Se una famiglia può e deve funzionare come un’azienda, nella quale i ruoli possono essere distribuiti e si può decidere di comune accordo di affidare a uno dei membri il controllo delle risorse economiche, quando il contesto familiare e culturale crea le basi di un sopruso nel nome del buon funzionamento della famiglia tradizionale, si apre la strada alla violenza, anche psicologica e fisica.
Quanto alla normativa di Diritto internazionale, il primo strumento internazionale giuridicamente vincolante in materia di diritto femminile è la Convenzione di Istanbul, adottata dal Consiglio d'Europa l'11 maggio 2011 ed entrata in vigore il 1° agosto 2014.

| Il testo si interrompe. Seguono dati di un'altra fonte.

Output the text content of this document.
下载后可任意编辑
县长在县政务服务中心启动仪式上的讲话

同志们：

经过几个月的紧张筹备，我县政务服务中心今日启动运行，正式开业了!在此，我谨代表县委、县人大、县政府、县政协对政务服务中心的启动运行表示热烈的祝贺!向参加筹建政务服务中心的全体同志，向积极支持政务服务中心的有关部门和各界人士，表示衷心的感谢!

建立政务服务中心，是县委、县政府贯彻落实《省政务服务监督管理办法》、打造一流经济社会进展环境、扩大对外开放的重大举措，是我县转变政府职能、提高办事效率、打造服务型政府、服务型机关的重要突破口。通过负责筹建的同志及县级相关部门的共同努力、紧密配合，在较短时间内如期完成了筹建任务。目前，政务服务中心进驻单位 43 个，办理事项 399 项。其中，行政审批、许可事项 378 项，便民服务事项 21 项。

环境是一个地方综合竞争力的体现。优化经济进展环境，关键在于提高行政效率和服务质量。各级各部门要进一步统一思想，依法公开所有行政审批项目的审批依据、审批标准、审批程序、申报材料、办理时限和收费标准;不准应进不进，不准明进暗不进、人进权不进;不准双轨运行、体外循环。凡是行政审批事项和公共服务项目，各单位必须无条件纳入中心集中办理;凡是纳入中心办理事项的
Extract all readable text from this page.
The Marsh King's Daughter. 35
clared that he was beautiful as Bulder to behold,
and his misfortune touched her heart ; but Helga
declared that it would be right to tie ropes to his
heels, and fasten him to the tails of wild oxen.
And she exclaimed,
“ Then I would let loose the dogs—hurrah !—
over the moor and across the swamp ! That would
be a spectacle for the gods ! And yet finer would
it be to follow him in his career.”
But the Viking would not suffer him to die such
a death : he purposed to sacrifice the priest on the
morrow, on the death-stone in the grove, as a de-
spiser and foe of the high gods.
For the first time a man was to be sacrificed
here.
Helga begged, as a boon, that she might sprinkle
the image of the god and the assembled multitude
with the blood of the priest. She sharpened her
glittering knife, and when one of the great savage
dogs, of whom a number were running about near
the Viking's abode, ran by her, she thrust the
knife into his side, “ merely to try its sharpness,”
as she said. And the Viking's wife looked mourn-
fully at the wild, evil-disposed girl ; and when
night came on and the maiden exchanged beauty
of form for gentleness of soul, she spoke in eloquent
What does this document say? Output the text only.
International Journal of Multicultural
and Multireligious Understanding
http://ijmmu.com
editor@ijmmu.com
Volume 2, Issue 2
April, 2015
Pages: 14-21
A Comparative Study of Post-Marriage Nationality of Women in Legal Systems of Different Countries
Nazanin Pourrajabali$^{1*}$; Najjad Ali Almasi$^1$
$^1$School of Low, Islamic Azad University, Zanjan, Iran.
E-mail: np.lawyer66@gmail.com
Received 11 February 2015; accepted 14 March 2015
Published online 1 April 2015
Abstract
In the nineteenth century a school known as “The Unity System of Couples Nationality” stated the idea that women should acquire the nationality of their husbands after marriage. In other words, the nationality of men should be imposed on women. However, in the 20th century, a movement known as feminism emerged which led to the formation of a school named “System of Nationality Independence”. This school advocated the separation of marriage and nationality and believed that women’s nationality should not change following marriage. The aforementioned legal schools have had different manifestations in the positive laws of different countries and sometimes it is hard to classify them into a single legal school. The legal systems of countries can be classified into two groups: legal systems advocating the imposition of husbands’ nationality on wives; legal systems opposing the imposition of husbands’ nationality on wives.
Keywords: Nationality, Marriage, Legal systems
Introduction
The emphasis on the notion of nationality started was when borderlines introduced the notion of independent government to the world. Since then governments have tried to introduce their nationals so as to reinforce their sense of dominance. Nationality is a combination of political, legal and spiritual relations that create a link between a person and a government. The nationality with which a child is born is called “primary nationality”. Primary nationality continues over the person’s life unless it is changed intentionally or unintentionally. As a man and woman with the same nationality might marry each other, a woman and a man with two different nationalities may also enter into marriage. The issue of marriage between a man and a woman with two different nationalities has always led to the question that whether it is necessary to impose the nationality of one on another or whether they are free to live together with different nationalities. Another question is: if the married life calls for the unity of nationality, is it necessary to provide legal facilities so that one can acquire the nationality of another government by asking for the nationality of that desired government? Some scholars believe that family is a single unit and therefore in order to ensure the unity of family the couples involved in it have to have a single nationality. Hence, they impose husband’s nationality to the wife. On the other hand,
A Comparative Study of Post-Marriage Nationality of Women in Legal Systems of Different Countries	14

L'art. 3 della Convenzione di Instanbul, in vigore dal 2014, definisce la violenza nei confronti delle donne come "una violazione dei diritti umani e una forma di discriminazione contro le donne, comprendente tutti gli atti di violenza fondati sul genere che provocano o sono suscettibili di provocare danni o sofferenze di natura fisica, sessuale, psicologica o economica, comprese le minacce di compiere tali atti, la coercizione o la privazione arbitraria della libertà, sia nella vita pubblica, che nella vita privata" e la violenza domestica come "tutti gli atti di violenza fisica, sessuale, psicologica o economica che si verificano all'interno della famiglia o del nucleo familiare o tra attuali o precedenti coniugi o partner, indipendentemente dal fatto che l'autore di tali atti condivida o abbia condiviso la stessa residenza con la vittima".
La violenza economica contro le donne: i dati
La violenza economica in Italia è presente nel 38% dei casi di violenza. L’11% dei casi, secondo dati Istat, è legato a violenza psicologica. L’autore è il partner convivente (59 volte 100), nel 23% un ex partner, nel 9,5% un altro familiare o parente.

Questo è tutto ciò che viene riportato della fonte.